Mario Tronti is a philosopher and politician. In the 1960s he was among the founders of operaismo (Italian “workerism”), a heterodox school of Marxist thought, and later he played a leading role in the Italian Communist Party. He has been a newspaper editor, university professor, president of the Centro per la Riforma dello Stato, and Senator of the Italian Republic.
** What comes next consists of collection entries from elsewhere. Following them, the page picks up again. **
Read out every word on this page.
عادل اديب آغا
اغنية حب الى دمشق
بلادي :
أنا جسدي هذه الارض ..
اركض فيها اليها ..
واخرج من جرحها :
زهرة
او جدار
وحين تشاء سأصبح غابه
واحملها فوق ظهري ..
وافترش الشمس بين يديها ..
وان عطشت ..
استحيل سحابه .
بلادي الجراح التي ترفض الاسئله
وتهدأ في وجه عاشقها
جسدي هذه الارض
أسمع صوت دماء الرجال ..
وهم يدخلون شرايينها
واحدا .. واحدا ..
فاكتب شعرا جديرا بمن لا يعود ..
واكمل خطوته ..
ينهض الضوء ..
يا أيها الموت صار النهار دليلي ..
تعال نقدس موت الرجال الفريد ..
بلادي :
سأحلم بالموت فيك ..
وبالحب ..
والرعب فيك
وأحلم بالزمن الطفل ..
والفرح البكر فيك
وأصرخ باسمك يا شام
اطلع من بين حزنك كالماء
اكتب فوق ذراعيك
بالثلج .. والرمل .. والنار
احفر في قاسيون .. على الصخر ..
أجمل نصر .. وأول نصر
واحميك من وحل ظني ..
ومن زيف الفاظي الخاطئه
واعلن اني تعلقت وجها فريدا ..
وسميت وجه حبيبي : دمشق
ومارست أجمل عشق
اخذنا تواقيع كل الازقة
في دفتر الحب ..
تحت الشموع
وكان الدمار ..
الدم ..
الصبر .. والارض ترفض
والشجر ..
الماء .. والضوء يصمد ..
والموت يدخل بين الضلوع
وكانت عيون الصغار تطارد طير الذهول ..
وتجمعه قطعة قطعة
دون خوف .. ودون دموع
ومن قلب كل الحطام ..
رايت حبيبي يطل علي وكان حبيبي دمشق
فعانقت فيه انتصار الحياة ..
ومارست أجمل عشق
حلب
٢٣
He is the author of Workers and Capital and many other books in Italian.

Simón Ventura Trujillo

Simón Ventura Trujillo is an assistant professor in the English Department at New York University and the author of Land Uprising: Native Story Power and the Insurgent Horizons of Latinx Indigeneity (2020)

Wages for Students

Wages for Students was anonymously authored and published in the fall of 1975 by George CaffentzisMonty Neill, and John Willshire-Carrera, three activists associated with the journal Zerowork and later with the Midnight Notes Collective. Wages for Students / Sueldo para estudiantes / Des salaires pours les étudiants is a new trilingual edition that includes an introduction by the pamphlet's original authors alongside a transcript of a collective discussion organized by Jakob Jakobsen, Malav Kanuga, Ayreen Anastas, and Rene Gabri, following a public reading of the pamphlet by George Caffentzis, Silvia Federici, Cooper Union students, and other members and friends of 16 Beaver.

Sasha Durakov Warren

Sasha Durakov Warren is a writer based in Minneapolis. His experiences within the psychiatric system and commitment to radical politics led him to cofound the group Hearing Voices Twin Cities, which provides an alternative social space for individuals to discuss often stigmatized extreme experiences and network with one-another. Following the George Floyd Uprising in 2020, he founded the project Of Unsound Mind to trace the histories of psychiatry, social work, and public health's connections to policing, prisons, and various disciplinary and managerial technologies.

Jawanza Williams

Jawanza Williams has won awards including Citizen Action of New York 2019 Everyday Hero Award and 2020 Village Independent Democrats Honor for Progressive Activism. He has been featured in The New York Times, The Nation, Slate Magazine, NBC News and Vice.

Brian Whitener

Brian Whitener is is an Assistant Professor at the University of South Alabama and author of Crisis Cultures: The Rise of Finance in Mexico and Brazil (University of Pittsburgh Press, 2019). Other writing or translation projects include Face Down (Timeless Infinite Light, 2016), De gente común: Arte, política y rebeldía social, edited with Lorena Méndez and Fernando Fuentes (Universidad Autónoma de la Ciudad de México, 2013) and the translation of Grupo de Arte Callejero: Thoughts, Actions, Practices (Common Notions, 2019). He is an editor at Displaced Press and has been investigating new political and artistic movements in Latin American and autonomist political theory for the past twenty years.